Fear and Trust in AI: People Only See the Chat — But What Is the Rest?


When artificial intelligence comes up in an executive meeting, the image most people form in their minds is ChatGPT. A chat window, a question, an answer.

The problem is that this image is as reductive as judging the automobile from a single visit to a dealership.

The chatbot is the tip of the iceberg. It’s the most visible interface because it resembles a human conversation. But underneath, there is a whole ecosystem of capabilities that actually change the game for an organization. And it’s that “rest” that should interest an executive — not the chat itself.

The Chatbot Is Only the Surface

A chatbot responds based on what the model learned during training. It doesn’t know your contracts, internal policies, latest financial report, or clients. If you ask it “how many Bill 25 complaints did we receive last month,” it invents or refuses.

That’s where the “rest” comes in. Here are four building blocks that, together, transform AI from a conversation gadget into a business tool.

1. RAG: Making Your Own Documents Speak

RAG stands for Retrieval-Augmented Generation.

The idea is simple. Before answering, the AI searches a document base you provide: policies, procedures, contracts, reports, emails. It then bases its answer on what it finds there, not on its training memories.

Concretely, this is what allows an employee to ask “what is our teleworking policy” and get an answer grounded in YOUR document, with the exact citation.

For a manager, that’s the first real gain. AI becomes an organizational memory that can answer internal questions without drowning everyone in PDFs.

2. Agents: AI That Executes, Not Just Talks

An agent is an AI that no longer just responds. It plans, breaks a task into steps, and executes them.

Concrete example.
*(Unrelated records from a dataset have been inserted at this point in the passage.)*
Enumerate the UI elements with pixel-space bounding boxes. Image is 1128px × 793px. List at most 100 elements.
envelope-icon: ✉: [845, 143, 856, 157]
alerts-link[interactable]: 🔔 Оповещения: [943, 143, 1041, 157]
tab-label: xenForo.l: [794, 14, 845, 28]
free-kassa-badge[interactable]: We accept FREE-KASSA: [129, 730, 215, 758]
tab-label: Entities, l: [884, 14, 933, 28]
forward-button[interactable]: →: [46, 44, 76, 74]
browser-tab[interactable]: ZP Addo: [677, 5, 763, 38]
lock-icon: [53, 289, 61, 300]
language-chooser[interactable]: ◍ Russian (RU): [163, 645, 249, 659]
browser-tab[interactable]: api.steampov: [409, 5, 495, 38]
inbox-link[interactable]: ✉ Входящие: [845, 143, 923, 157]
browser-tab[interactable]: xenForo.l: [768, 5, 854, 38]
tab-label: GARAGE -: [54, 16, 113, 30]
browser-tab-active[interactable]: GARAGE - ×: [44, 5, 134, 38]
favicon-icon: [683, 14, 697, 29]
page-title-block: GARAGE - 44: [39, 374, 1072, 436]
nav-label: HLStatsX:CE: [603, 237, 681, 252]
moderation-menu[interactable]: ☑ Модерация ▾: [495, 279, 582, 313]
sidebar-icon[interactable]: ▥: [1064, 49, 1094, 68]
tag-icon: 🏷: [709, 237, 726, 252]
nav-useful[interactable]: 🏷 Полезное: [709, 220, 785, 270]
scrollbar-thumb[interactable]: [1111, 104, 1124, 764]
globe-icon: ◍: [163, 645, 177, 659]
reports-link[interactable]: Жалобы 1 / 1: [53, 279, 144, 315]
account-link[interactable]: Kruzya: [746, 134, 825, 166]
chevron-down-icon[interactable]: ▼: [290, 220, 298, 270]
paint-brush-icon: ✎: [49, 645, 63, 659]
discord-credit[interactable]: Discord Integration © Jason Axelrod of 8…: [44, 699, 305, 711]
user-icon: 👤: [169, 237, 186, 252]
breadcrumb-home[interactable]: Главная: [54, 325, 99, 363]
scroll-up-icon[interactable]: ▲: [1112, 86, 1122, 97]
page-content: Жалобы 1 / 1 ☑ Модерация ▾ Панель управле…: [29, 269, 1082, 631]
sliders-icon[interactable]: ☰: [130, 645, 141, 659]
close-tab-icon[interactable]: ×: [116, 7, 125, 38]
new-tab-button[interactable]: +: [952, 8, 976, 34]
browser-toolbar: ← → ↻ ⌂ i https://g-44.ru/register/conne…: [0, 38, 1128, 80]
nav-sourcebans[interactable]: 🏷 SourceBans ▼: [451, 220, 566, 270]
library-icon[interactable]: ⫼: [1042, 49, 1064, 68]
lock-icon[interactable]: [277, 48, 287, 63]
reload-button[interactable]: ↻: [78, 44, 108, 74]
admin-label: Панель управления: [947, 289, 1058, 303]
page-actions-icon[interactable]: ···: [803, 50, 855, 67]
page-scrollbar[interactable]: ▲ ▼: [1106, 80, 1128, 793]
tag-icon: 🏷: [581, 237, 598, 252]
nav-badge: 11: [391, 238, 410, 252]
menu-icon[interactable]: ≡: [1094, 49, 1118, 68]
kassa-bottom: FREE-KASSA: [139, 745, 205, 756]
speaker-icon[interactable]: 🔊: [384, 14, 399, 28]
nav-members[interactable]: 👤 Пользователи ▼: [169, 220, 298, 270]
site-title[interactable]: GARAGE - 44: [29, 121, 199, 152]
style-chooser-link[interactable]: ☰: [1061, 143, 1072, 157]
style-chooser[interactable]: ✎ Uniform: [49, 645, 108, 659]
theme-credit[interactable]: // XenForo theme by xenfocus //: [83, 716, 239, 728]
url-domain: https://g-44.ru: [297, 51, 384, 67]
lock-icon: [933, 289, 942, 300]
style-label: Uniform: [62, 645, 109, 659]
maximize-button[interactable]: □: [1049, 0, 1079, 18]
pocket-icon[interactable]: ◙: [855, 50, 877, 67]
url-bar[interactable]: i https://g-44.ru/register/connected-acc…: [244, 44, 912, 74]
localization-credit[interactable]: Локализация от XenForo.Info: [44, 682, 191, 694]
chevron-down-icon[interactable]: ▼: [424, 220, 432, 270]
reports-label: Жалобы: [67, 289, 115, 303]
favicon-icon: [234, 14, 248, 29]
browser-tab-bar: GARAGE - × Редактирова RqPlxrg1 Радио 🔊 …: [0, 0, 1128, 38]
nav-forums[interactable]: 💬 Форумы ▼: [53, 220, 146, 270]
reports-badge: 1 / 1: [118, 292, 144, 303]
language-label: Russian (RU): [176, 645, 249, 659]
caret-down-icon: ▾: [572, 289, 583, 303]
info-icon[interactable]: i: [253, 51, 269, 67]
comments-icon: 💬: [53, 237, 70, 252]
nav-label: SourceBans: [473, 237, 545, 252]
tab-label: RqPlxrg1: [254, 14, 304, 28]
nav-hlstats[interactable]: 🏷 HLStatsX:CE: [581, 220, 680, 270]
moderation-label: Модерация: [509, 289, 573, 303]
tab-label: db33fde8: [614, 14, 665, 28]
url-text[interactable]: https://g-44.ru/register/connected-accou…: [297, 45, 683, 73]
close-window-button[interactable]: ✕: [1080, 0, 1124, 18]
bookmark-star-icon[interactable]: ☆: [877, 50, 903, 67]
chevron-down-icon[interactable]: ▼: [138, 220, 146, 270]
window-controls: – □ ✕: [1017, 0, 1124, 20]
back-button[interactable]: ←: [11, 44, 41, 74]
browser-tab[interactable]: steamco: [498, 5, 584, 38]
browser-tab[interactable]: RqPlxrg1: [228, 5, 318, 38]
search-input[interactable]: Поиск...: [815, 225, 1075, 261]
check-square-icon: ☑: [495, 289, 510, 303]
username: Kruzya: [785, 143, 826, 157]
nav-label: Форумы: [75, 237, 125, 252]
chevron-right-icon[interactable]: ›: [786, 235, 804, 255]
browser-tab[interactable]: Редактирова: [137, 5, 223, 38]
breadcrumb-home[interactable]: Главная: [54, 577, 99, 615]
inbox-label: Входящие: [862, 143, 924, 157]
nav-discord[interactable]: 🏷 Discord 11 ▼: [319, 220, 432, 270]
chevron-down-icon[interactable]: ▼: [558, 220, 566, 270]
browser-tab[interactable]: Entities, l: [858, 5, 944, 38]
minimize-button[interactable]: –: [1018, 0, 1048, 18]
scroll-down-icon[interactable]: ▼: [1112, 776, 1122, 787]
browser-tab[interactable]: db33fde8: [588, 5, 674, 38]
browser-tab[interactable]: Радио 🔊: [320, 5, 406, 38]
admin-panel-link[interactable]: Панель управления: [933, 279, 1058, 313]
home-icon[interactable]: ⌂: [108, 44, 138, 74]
You tell it: “prepare a summary of yesterday’s meeting, send it to participants, and create follow-up tasks in our project tool.” A chatbot would write a draft. An agent reads the recording, drafts the summary, sends the email, and creates the tasks.

That changes the nature of work. We no longer ask AI to write — we ask it to DO. And yes, that raises security, access rights, and traceability questions that must not be dismissed.

3. MCP: The Universal Connector

MCP, for Model Context Protocol, is an open standard proposed in 2024 by Anthropic and since adopted by several industry players, including OpenAI and Google.

The simplest analogy is USB-C. Before USB-C, every device had its own cable. MCP does the same for AI: a standard protocol that lets a model connect securely to your tools. Your emails, calendar, CRM, file server, ticketing tool.

Without MCP, every integration is a custom project. With MCP, we’re talking about a connector you plug in, configure permissions, and you’re ready.

For an executive, the importance isn’t in the technology. It’s in the strategic question that follows. Which systems do you want AI to access, with what rights and what logging? That looks a lot like access management we already do for humans.

4. Computer Use: AI That Drives the Screen

Last building block, the most recent. AI can now take control of a browser or even a computer. It sees the screen, clicks, types, navigates.

Concretely, this allows automating tasks in software that has no API: filling out a government form, extracting data from a legacy interface, placing an order on a website.

It’s powerful. It’s also risky. If you let AI click on your behalf in your bank portal, you’d better know exactly what it’s allowed to do.

And Fear, in All This?

Fear of AI, in most conversations I have with executives, comes from a misunderstanding. We confuse the demo tool — the chatbot — with industrial reality.

Judging AI on ChatGPT is like judging the Internet on the fact that you once received a phishing email.

Trust is not earned by saying “trust AI.” It’s built with the same tools we use to trust an employee: a clear description of tasks, managed access, action logging, approval controls for sensitive operations, and regular review of what it did.

That’s exactly the reading grid we’ve applied in information security for 25 years. AI is not a special case. It’s a new actor to integrate into the security program.

What to Remember

If your only experience of AI is asking it for a chicken recipe, you’re looking at the end of the dock. The real strategic discussion comes down to four questions:

  1. Which documents do you want AI to consult? (RAG)
  2. Which tasks do you want it to execute? (Agents)
  3. Which systems do you want it to connect to? (MCP)
  4. Which software do you want it to operate on your behalf? (Computer use)

These four questions are not technical. They are governance questions. As long as an executive doesn’t ask them, they will remain a spectator of a transformation happening anyway, all around them.